Figure 6. Polyinosinic:polycytidylic acid (poly(I:C)) injection into Gzma^S211A, 6J mice, and Ifnar^-/-.

(a) Gzma^S211A, 6J, and Ifnar^-/- mice were injected i.v. with 250 µg of poly(I:C) in 150 µl of PBS, and serum samples were taken at the indicated times and assayed for GZMA concentration using a capture ELISA kit (6J n = 5–8, Ifnar^-/- n = 5–6 and Gzma^S211A n = 3 mice per time point). (b) Gzma^S211A and 6J mice were injected i.v. with 250 µg of poly(I:C) and feet removed 6 hr later and analyzed by RNA-Seq. The differentially expressed genes (DEGs) (Supplementary file 6b) were analyzed by Cytoscape and Ingenuity Pathway Analysis (IPA). The full gene list (Supplementary file 6a) was analyzed using the Molecular Signature Database (MSigDB).

Figure 6—figure supplement 1. Serum granzyme B (GZMB) levels after i.v. injection of polyinosinic:polycytidylic acid (poly(I:C)).

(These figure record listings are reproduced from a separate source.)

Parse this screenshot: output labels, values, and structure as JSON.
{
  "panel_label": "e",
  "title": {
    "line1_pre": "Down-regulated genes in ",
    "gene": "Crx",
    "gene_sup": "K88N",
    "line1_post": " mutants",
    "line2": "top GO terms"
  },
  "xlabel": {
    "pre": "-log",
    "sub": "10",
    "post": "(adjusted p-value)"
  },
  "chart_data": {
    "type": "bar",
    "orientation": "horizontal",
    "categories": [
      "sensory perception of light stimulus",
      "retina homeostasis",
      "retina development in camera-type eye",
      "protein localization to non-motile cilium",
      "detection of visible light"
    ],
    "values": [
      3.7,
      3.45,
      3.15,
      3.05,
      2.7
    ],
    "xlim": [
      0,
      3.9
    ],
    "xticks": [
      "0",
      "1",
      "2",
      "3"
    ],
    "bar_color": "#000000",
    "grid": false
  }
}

(a) 6J mice were injected i.v. with 250 µg of poly(I:C) and serum samples taken at the indicated times and assayed for GZMB concentrations by capture ELISA (MyBioSource, San Diego, CA; MBS453704) (n = 5 mice per time point). (b) Standard curve.

Figure 6—figure supplement 2. RNA-Seq for polyinosinic:polycytidylic acid (poly(I:C)) injection into Gzma^S211A vs. 6J mice.

(a) Pooling strategy for RNA derived from six mice 6 hr after i.v. poly(I:C) injection. (b) Multi-dimensional scaling (MDS) plot for RNA-Seq data for Gzma^S211A vs. 6J feet, illustrating clear segregation of the three replicates for each mouse strain. (c) STAR read mapping data showing high percentage and number of unique mapping reads. (d) Mean-difference (MD) plots. Red, upregulated differentially expressed genes (DEGs); blue, downregulated DEGs.

Figure 6—figure supplement 3. The gene expression signatures in feet seen 6 hr after injection of polyinosinic:polycytidylic acid (poly(I:C)) in Gzma^S211A vs. 6J mice are not significantly recapitulated in spleen.

Genes were preranked by fold change.

Figure 6—figure supplement 4. Ingenuity Pathway Analysis (IPA) and Gene Set Enrichment Analysis (GSEA) for polyinosinic:polycytidylic acid (poly(I:C)) injection into Gzma^S211A vs. 6J mice.

(a) IPA upstream regulator (USR) analysis (direct only) for 199 feet differentially expressed genes (DEGs) from Supplementary file 6b (for Gzma^S211A vs. 6J). This analysis largely restricts the output to transcription factors. The transcription factors with well-known inflammation and immune functions are highlighted in yellow and are plotted on the bubble graph. Red circles indicate transcription factors where the -log₁₀ p-value > 2 and z-score < -0.75. The USRs are downregulated in Gzma^S211A mice (negative z-score) and are thus upregulated by proteolytically active granzyme A (GZMA) in 6J mice. (b) Interrogation of the Molecular Signature Database (http://www.gsea-msigdb.org/gsea/msigdb/index.jsp) identified DEGs listed for GSE19888 as showing significant enrichment in the downregulated genes in Gzma^S211A feet (Supplementary file 6h; preranked by fold change). Thus, DEGs upregulated in activated monocytes were significantly enriched in the genes upregulated in 6J mice by GZMA.